I tried to be strong. My husband got us a fancy hotel room, we went out to a nice dinner and walked around the city enjoying our last moments together outside of a hospital. We had to be at the hospital the next morning at 6:00 am. Not knowing our way around the city, we got lost. It was a tense and terrible way to start the morning. We were late to the hospital, but it didn't seem to matter. The nurse checked me in and asked me to remove my jewelry. As I slipped off my wedding ring and gave it to her, my breath caught in my throat. What if this was it for me? I remember when my mom died all my dad got back at the hospital were her clothes and her wedding ring. What if my husband had to go through that too? The nurse handed my husband my ring and he kissed it as he put it in his pocket.
It only got worse from there.

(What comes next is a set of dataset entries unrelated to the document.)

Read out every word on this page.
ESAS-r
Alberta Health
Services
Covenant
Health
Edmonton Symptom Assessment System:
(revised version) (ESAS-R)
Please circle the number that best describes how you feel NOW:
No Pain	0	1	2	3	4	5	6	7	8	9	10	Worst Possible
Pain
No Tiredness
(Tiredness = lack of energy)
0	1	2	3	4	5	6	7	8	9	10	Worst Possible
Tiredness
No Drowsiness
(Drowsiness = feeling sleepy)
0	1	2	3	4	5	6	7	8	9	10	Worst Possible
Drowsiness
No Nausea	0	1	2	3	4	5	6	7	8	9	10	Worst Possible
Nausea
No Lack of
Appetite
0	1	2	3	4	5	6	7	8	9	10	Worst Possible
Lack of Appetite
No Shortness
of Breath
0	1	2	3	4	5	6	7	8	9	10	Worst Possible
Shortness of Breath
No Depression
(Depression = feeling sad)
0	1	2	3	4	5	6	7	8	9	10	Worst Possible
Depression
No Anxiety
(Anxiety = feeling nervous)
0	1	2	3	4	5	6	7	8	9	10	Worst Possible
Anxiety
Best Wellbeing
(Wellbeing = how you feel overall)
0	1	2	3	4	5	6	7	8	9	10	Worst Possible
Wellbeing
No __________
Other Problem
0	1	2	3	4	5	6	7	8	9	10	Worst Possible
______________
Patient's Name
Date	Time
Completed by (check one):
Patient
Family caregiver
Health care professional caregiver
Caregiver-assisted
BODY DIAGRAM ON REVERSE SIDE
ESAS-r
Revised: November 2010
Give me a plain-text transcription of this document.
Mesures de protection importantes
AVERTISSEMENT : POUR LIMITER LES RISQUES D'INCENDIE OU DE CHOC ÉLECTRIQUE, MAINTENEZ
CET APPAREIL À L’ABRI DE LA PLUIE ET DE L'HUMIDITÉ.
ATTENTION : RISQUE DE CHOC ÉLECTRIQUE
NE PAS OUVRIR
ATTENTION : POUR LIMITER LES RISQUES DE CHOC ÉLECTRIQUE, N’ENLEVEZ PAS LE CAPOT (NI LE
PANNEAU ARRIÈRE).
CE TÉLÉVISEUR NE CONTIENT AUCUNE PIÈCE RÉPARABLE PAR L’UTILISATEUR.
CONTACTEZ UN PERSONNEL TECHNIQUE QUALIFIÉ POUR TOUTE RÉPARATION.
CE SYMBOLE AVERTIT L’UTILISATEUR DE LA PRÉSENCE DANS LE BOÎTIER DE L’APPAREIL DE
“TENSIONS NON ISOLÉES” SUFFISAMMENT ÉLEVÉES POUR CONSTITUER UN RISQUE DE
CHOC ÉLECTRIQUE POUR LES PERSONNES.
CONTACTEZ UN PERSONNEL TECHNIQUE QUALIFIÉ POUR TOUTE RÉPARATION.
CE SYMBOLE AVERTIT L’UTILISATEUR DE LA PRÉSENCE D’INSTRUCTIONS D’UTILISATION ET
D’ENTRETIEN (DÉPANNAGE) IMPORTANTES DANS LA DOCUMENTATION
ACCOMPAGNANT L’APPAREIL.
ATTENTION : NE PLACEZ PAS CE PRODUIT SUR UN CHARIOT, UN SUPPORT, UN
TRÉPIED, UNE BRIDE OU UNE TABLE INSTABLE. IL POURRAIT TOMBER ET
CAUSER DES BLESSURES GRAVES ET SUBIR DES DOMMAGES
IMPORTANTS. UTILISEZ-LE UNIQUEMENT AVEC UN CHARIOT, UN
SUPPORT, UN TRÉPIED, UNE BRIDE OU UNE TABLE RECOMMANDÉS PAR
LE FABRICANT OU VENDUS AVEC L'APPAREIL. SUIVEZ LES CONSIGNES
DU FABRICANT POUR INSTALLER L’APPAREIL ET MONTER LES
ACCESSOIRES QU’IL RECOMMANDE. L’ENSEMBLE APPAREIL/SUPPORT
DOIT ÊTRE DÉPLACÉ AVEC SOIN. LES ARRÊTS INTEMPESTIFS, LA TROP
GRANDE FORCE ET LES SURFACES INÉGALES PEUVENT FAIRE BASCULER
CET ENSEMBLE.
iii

I was bombarded with forms to sign with ominous headings such as Durable Power of Attorney, Advanced Healthcare Directives, etc. Did I want to sign a Do Not Resuscitate order? Did I want to donate my organs upon my demise? How long would I like to be kept on a respirator if I was brain dead? I wanted to scream at these people and make them shut up. Couldn't they see I was only 26? These things don't apply to me. I signed all the papers and named beneficiaries and decision makers. I felt like I needed more time, more time to tell my husband exactly how to raise our son: make sure the seams on the socks are right, he hates it if they're not, don't give him popcorn, keep a baby gate by the stairs, raise him to be a man who will never forget how much his mother loved him. I needed more time to tell my tell my husband how much I appreciated him and how he saved me from myself at a time when I needed it most. More time to tell my family thank you, to tell my co-workers how to do my job. I didn't get more time. No one does. I was whisked away by the children in doctor's costumes to prep for my surgery. After breathing into the oxygen mask and counting back from 10 (I got to 8) my mind drifted away and my body was ready for the dissection.